3 Le service peut être appelé par l'autorité fédérale à l'informer de manière plus globale sur les circonstances des adoptions faites dans un pays donné lorsque des enquêtes sont demandées par des personnes adoptées ou des autorités.

4 Il s'assure que la protection des données personnelles de tiers est respectée.

 

Art. 58      Emoluments

1 La procédure d'autorisation en vue d'adoption est soumise à un émolument de 850 francs.

2 En matière de recherche d'origines, le service perçoit une avance de frais de 200 francs. Pour le surplus, il paie préalablement les émoluments demandés par les services d'état civil et les autres frais administratifs éventuels, tels que les traductions ou les recherches à l'étranger. La personne requérante doit ensuite rembourser le montant payé par le service.

3 Sur demande, les émoluments et les autres frais administratifs visés aux alinéas 1 et 2 peuvent être réduits ou remis si les intéressées ou les intéressés font valoir de justes motifs.

 

Section 3            Placement dans des institutions

 

Art. 59      Définition

Au sens du présent règlement, on entend par institution tout lieu collectif hébergeant des mineures et des mineurs, soit les institutions d'éducation spécialisée, les résidences accueillant des mineures et des mineurs sans projet éducatif spécifique, les organismes proposant des séjours de rupture ou de remise à niveau de mineures et de mineurs déscolarisés, les internats scolaires ou de formation, les résidences pour majeures et majeurs accueillant également des mineures et des mineurs.

 

Art. 60      Demande d'autorisation

La demande d'autorisation d'exploiter une institution soumise à l'article 13 de l'ordonnance fédérale sur le placement d'enfants, du 19 octobre 1977, est adressée par écrit au service.

 

Art. 61      Evaluation

1 Le service procède à l'évaluation selon les critères fixés par l'ordonnance fédérale sur le placement d'enfants, du 19 octobre 1977.
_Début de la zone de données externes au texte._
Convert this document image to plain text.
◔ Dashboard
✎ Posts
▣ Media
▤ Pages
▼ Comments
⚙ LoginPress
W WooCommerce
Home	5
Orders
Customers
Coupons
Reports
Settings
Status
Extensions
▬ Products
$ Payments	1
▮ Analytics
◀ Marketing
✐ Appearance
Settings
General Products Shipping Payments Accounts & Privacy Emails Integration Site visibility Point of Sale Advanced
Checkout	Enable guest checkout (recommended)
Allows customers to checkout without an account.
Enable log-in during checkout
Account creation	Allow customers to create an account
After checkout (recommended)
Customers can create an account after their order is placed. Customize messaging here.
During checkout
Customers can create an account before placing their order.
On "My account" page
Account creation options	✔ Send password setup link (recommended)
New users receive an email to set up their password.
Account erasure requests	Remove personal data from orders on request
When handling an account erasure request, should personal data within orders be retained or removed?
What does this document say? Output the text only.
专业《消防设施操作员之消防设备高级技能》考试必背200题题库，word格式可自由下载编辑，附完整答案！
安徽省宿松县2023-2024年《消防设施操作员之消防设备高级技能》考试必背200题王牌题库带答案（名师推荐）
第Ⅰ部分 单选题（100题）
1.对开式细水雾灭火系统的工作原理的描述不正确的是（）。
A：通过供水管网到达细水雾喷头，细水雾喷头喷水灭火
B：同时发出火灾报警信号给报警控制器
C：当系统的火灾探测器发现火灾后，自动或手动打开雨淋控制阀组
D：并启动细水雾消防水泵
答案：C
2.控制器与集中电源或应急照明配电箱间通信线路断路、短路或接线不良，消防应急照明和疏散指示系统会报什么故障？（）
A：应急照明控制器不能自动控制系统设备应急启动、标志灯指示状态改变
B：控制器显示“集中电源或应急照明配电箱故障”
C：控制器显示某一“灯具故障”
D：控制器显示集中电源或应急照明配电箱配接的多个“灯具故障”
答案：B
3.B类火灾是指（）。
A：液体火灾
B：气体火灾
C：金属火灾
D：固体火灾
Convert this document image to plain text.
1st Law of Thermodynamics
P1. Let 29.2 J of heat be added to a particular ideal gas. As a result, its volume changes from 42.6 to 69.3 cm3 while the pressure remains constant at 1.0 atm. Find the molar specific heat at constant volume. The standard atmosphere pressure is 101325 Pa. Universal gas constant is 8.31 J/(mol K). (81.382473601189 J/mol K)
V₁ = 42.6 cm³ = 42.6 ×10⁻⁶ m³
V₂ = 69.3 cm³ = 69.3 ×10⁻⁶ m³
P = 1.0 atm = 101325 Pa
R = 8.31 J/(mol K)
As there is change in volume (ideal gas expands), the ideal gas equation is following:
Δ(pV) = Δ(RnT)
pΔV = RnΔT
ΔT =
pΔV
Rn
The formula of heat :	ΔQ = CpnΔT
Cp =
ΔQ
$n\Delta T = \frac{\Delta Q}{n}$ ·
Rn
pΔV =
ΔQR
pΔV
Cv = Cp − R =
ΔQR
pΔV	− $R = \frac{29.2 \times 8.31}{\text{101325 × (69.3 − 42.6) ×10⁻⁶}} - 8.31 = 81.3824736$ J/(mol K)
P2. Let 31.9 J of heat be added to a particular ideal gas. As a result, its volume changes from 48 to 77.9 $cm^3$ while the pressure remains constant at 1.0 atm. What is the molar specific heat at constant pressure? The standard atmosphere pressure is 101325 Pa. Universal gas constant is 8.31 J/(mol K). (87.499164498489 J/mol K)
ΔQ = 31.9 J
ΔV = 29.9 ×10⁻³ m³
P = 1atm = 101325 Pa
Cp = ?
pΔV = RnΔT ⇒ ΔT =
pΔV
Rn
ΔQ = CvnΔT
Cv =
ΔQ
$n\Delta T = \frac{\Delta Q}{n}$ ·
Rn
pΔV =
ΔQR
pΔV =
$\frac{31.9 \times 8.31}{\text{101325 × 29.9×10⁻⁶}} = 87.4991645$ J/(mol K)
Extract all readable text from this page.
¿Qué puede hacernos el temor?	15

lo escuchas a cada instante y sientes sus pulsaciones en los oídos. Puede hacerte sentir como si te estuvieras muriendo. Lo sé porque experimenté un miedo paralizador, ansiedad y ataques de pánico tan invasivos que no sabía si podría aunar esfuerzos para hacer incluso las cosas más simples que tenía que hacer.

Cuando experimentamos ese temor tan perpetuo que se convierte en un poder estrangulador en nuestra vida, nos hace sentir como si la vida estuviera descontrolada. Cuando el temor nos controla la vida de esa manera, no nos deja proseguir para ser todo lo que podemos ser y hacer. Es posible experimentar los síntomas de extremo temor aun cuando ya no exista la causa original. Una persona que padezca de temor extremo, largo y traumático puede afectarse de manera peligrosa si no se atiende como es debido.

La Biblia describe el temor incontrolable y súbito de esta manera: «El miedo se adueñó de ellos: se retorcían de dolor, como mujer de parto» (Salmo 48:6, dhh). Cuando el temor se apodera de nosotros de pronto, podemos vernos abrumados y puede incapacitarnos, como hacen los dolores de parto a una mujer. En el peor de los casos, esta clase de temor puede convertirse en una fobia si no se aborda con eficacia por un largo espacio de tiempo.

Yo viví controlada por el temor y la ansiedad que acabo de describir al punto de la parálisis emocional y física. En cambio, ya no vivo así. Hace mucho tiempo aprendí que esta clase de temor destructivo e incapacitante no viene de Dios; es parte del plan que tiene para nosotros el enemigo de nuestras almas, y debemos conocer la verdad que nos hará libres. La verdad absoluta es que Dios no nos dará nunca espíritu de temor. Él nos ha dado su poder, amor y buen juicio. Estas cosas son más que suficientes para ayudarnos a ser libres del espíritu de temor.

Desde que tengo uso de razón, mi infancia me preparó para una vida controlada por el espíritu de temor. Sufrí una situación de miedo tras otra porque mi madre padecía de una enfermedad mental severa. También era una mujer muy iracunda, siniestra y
2 Ces critères sont réglés par voie de directive.

 

Art. 62      Modalités de l'autorisation

1 L'autorisation est délivrée nominativement au responsable de l'institution et avec avis à l'organisme responsable. Elle mentionne le nombre et le profil des mineures et des mineurs accueillis, le lieu et le but de l'institution. Elle peut être délivrée à titre provisoire, limitée dans le temps ou assortie de charges et conditions.

2 La personne responsable de l'institution est la personne de référence de l'institution. Elle doit être en contact quotidien avec les enfants accueillis.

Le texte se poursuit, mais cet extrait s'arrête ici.